Ich stand reglos auf den Planken der Seebrücke und sah mit zusammengekniffenen Augen den Rauchfahnen hinterher, die aus den Schornsteinen der Marcbioness of Lome stiegen, während sie sich entfernte. Die Decks waren immer noch voller Menschen, deren Ziel Arrochar am Ende des Lochs oder einer der Zwischenhalte war. Ein schöner Anblick, diese doppelte Säule aus schwärzlich-gräulich-weißlichem Qualm - die anfangs schräg aufstieg und dann hinter dem Schiff herzog, so dass sie horizontal unter den Wolken lag.

Die Rauchfahnen bewegten sich langsam nach Osten in Richtung Firth und Glasgow. Ich wusste, dass sie sich auf den vierzig Kilometern von hier bis zur Stadt aufgrund der atmosphärischen Diffusion auflösen würden. Davon sah ich nur die erste Phase, als sich die Rauchfahnen am Ende bogen und aussahen wie Fragezeichen am Himmel.

Ein großer dunkler Seevogel - eine Große Raubmöwe? - flog durch die wirbelnden Formen, zu deren Auflösung ihr Flügelschlag weitere dispersive Energie beitrug. Bald würden die Objekte der Aufmerksamkeit dieses dunklen Wandlers - ich konnte ihn nun kreischen hören, ein hartes Ha-ha-ha - zu etwas anderem werden, chemisch wie physikalisch verändert durch die mächtigeren Kräfte der umgebenden Luft.

Als ich die Seebrücke hinaufging, kam hinter der kleinen Steinhütte am Ende etwas Seltsames hervor. Ein Anachronismus ... eine Pferdekutsche ... Das eingeschirrte Tier stampfte und dampfte und hatte eine kleine Schaumblase vor dem Maul. Ich starrte die beiden kleinen Speichenräder des Einspänners an. Ich brauchte ein paar Sekunden, bis ich den Anblick verarbeitet hatte. Die Zeit in Blairmore ging aus Londoner Sicht deutlich nach - und zwar mindestens ein halbes Jahrhundert!

Ein raubeiniger, zigeunerhafter Mann Mitte vierzig trat hinter dem Pferd hervor und vervollständigte das viktorianische Bild. Er hob die Peitsche zum Gruß und deutete hinten auf sein Gefährt. Er trug eine Tweedmütze und kaute auf einer Pfeife - sie stach aus dem unrasierten, windgepeitschten Gesicht hervor wie ein Ast aus einem gekappten Baum.
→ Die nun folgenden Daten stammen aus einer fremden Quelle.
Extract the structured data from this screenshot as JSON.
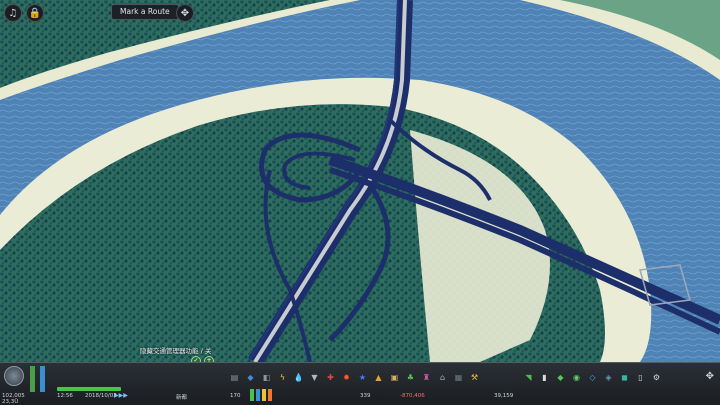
{
  "hud": {
    "mark_route_label": "Mark a Route",
    "hint_text": "隐藏交通管理器功能 / 关",
    "time": "12:56",
    "date": "2018/10/03",
    "speed_indicator": "▶▶▶",
    "money": "39,159",
    "income": "-870,406",
    "population": "339",
    "district_label": "新都",
    "left_stat": "102,005",
    "left_stat2": "23,3Ü",
    "count": "170"
  },
  "icons": [
    "radio-icon",
    "lock-icon",
    "compass-icon"
  ],
  "toolbar": {
    "tools": [
      {
        "name": "road-tool-icon",
        "glyph": "▤",
        "color": "#8d969e"
      },
      {
        "name": "zoning-tool-icon",
        "glyph": "◆",
        "color": "#3f8fd8"
      },
      {
        "name": "district-tool-icon",
        "glyph": "◧",
        "color": "#8d969e"
      },
      {
        "name": "electricity-icon",
        "glyph": "ϟ",
        "color": "#f0c43a"
      },
      {
        "name": "water-icon",
        "glyph": "💧",
        "color": "#3aa0ff"
      },
      {
        "name": "garbage-icon",
        "glyph": "▼",
        "color": "#b0b8c0"
      },
      {
        "name": "health-icon",
        "glyph": "✚",
        "color": "#e04848"
      },
      {
        "name": "fire-icon",
        "glyph": "✹",
        "color": "#ff5a2a"
      },
      {
        "name": "police-icon",
        "glyph": "★",
        "color": "#4a7cff"
      },
      {
        "name": "education-icon",
        "glyph": "▲",
        "color": "#e8a13a"
      },
      {
        "name": "transport-icon",
        "glyph": "▣",
        "color": "#d8b06a"
      },
      {
        "name": "beautification-icon",
        "glyph": "♣",
        "color": "#53c24d"
      },
      {
        "name": "monument-icon",
        "glyph": "♜",
        "color": "#c95aa8"
      },
      {
        "name": "landscaping-icon",
        "glyph": "⌂",
        "color": "#a8b2ba"
      },
      {
        "name": "wonder-icon",
        "glyph": "▦",
        "color": "#6a7a8a"
      },
      {
        "name": "bulldozer-icon",
        "glyph": "⚒",
        "color": "#e8c23a"
      }
    ],
    "right_tools": [
      {
        "name": "economy-icon",
        "glyph": "◥",
        "color": "#4dbb4d"
      },
      {
        "name": "policy-icon",
        "glyph": "▮",
        "color": "#dcdcdc"
      },
      {
        "name": "area-icon",
        "glyph": "◆",
        "color": "#55c955"
      },
      {
        "name": "info-icon",
        "glyph": "◉",
        "color": "#6acb6a"
      },
      {
        "name": "map-icon",
        "glyph": "◇",
        "color": "#4aa3e0"
      },
      {
        "name": "layers-icon",
        "glyph": "◈",
        "color": "#6a9ab5"
      },
      {
        "name": "cube-icon",
        "glyph": "◼",
        "color": "#39b5a0"
      },
      {
        "name": "chart-icon",
        "glyph": "▯",
        "color": "#cfd5da"
      },
      {
        "name": "settings-icon",
        "glyph": "⚙",
        "color": "#cfd5da"
      }
    ]
  }
}
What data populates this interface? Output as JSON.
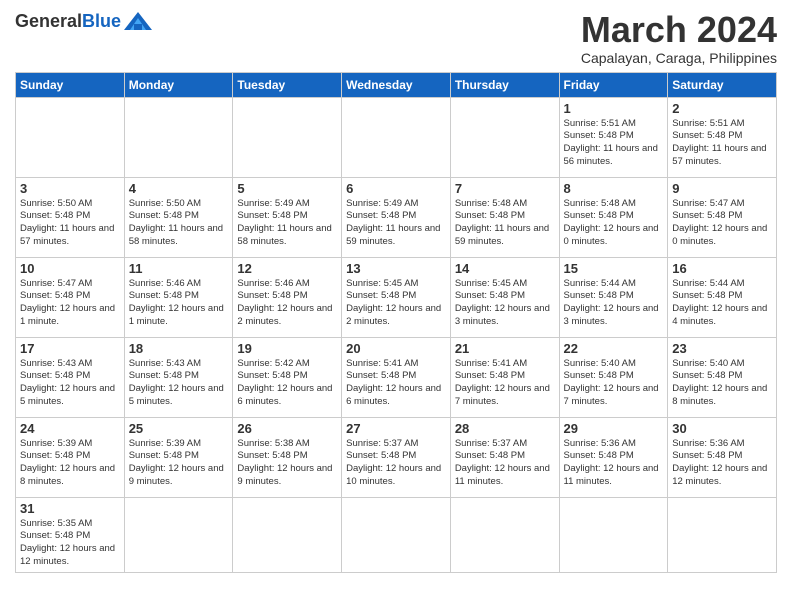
{
  "header": {
    "logo_general": "General",
    "logo_blue": "Blue",
    "month_title": "March 2024",
    "subtitle": "Capalayan, Caraga, Philippines"
  },
  "weekdays": [
    "Sunday",
    "Monday",
    "Tuesday",
    "Wednesday",
    "Thursday",
    "Friday",
    "Saturday"
  ],
  "weeks": [
    [
      {
        "day": "",
        "info": ""
      },
      {
        "day": "",
        "info": ""
      },
      {
        "day": "",
        "info": ""
      },
      {
        "day": "",
        "info": ""
      },
      {
        "day": "",
        "info": ""
      },
      {
        "day": "1",
        "info": "Sunrise: 5:51 AM\nSunset: 5:48 PM\nDaylight: 11 hours and 56 minutes."
      },
      {
        "day": "2",
        "info": "Sunrise: 5:51 AM\nSunset: 5:48 PM\nDaylight: 11 hours and 57 minutes."
      }
    ],
    [
      {
        "day": "3",
        "info": "Sunrise: 5:50 AM\nSunset: 5:48 PM\nDaylight: 11 hours and 57 minutes."
      },
      {
        "day": "4",
        "info": "Sunrise: 5:50 AM\nSunset: 5:48 PM\nDaylight: 11 hours and 58 minutes."
      },
      {
        "day": "5",
        "info": "Sunrise: 5:49 AM\nSunset: 5:48 PM\nDaylight: 11 hours and 58 minutes."
      },
      {
        "day": "6",
        "info": "Sunrise: 5:49 AM\nSunset: 5:48 PM\nDaylight: 11 hours and 59 minutes."
      },
      {
        "day": "7",
        "info": "Sunrise: 5:48 AM\nSunset: 5:48 PM\nDaylight: 11 hours and 59 minutes."
      },
      {
        "day": "8",
        "info": "Sunrise: 5:48 AM\nSunset: 5:48 PM\nDaylight: 12 hours and 0 minutes."
      },
      {
        "day": "9",
        "info": "Sunrise: 5:47 AM\nSunset: 5:48 PM\nDaylight: 12 hours and 0 minutes."
      }
    ],
    [
      {
        "day": "10",
        "info": "Sunrise: 5:47 AM\nSunset: 5:48 PM\nDaylight: 12 hours and 1 minute."
      },
      {
        "day": "11",
        "info": "Sunrise: 5:46 AM\nSunset: 5:48 PM\nDaylight: 12 hours and 1 minute."
      },
      {
        "day": "12",
        "info": "Sunrise: 5:46 AM\nSunset: 5:48 PM\nDaylight: 12 hours and 2 minutes."
      },
      {
        "day": "13",
        "info": "Sunrise: 5:45 AM\nSunset: 5:48 PM\nDaylight: 12 hours and 2 minutes."
      },
      {
        "day": "14",
        "info": "Sunrise: 5:45 AM\nSunset: 5:48 PM\nDaylight: 12 hours and 3 minutes."
      },
      {
        "day": "15",
        "info": "Sunrise: 5:44 AM\nSunset: 5:48 PM\nDaylight: 12 hours and 3 minutes."
      },
      {
        "day": "16",
        "info": "Sunrise: 5:44 AM\nSunset: 5:48 PM\nDaylight: 12 hours and 4 minutes."
      }
    ],
    [
      {
        "day": "17",
        "info": "Sunrise: 5:43 AM\nSunset: 5:48 PM\nDaylight: 12 hours and 5 minutes."
      },
      {
        "day": "18",
        "info": "Sunrise: 5:43 AM\nSunset: 5:48 PM\nDaylight: 12 hours and 5 minutes."
      },
      {
        "day": "19",
        "info": "Sunrise: 5:42 AM\nSunset: 5:48 PM\nDaylight: 12 hours and 6 minutes."
      },
      {
        "day": "20",
        "info": "Sunrise: 5:41 AM\nSunset: 5:48 PM\nDaylight: 12 hours and 6 minutes."
      },
      {
        "day": "21",
        "info": "Sunrise: 5:41 AM\nSunset: 5:48 PM\nDaylight: 12 hours and 7 minutes."
      },
      {
        "day": "22",
        "info": "Sunrise: 5:40 AM\nSunset: 5:48 PM\nDaylight: 12 hours and 7 minutes."
      },
      {
        "day": "23",
        "info": "Sunrise: 5:40 AM\nSunset: 5:48 PM\nDaylight: 12 hours and 8 minutes."
      }
    ],
    [
      {
        "day": "24",
        "info": "Sunrise: 5:39 AM\nSunset: 5:48 PM\nDaylight: 12 hours and 8 minutes."
      },
      {
        "day": "25",
        "info": "Sunrise: 5:39 AM\nSunset: 5:48 PM\nDaylight: 12 hours and 9 minutes."
      },
      {
        "day": "26",
        "info": "Sunrise: 5:38 AM\nSunset: 5:48 PM\nDaylight: 12 hours and 9 minutes."
      },
      {
        "day": "27",
        "info": "Sunrise: 5:37 AM\nSunset: 5:48 PM\nDaylight: 12 hours and 10 minutes."
      },
      {
        "day": "28",
        "info": "Sunrise: 5:37 AM\nSunset: 5:48 PM\nDaylight: 12 hours and 11 minutes."
      },
      {
        "day": "29",
        "info": "Sunrise: 5:36 AM\nSunset: 5:48 PM\nDaylight: 12 hours and 11 minutes."
      },
      {
        "day": "30",
        "info": "Sunrise: 5:36 AM\nSunset: 5:48 PM\nDaylight: 12 hours and 12 minutes."
      }
    ],
    [
      {
        "day": "31",
        "info": "Sunrise: 5:35 AM\nSunset: 5:48 PM\nDaylight: 12 hours and 12 minutes."
      },
      {
        "day": "",
        "info": ""
      },
      {
        "day": "",
        "info": ""
      },
      {
        "day": "",
        "info": ""
      },
      {
        "day": "",
        "info": ""
      },
      {
        "day": "",
        "info": ""
      },
      {
        "day": "",
        "info": ""
      }
    ]
  ]
}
Für mich sah er wie ein nicht allzu wohlhabender Bauer mit einem Hauch von Viehtreiber und Wilderer aus.

»Zum Ryman-Haus nach Kilmun, bitte«, sagte ich, während er meinen schweren Lederkoffer in einem Netz hinten an der Kutsche verstaute, in dem schon mehrere Pakete und Kisten lagen. Ich stieg auf, er nahm neben mir Platz, und mit einem Peitschenklaps setzten sich die Räder in Bewegung und wir waren auf dem Weg.

Sein Name war Mackellar - einen Vornamen nannte er nicht -, und er war Bauer, wie ich angenommen hatte. »Ich wart immer auf die Fähre, wenn sie reinkommt«, erklärte er. »Ich nehm die Post und die Passagiere mit. Die Post mach ich so, Passagiere kosten vier Pence.«

Er warf mir einen harten Blick von der Seite zu. »Haben Sie die?«

Ich nickte und hielt mich an dem schwarz lackierten Holz der Bank fest, während wir am Ufer entlangsausten, an dem sich die Wellen brachen.

»Sie sind wohl der Wetterfrosch, was?«, fragte er.

»Woher wissen Sie das?«

»Die haben die ganze Ausrüstung für Sie hergebracht. Auf mein Land. Das Haus ist auch meins. Beschlagnahmt. Natürlich keine Pacht, aber so ist das mit der Regierung, Krieg oder kein Krieg.« Er versetzte dem Pferd einen Klaps mit der Peitsche, und mit einem Ruck beschleunigte sich unsere Fahrt.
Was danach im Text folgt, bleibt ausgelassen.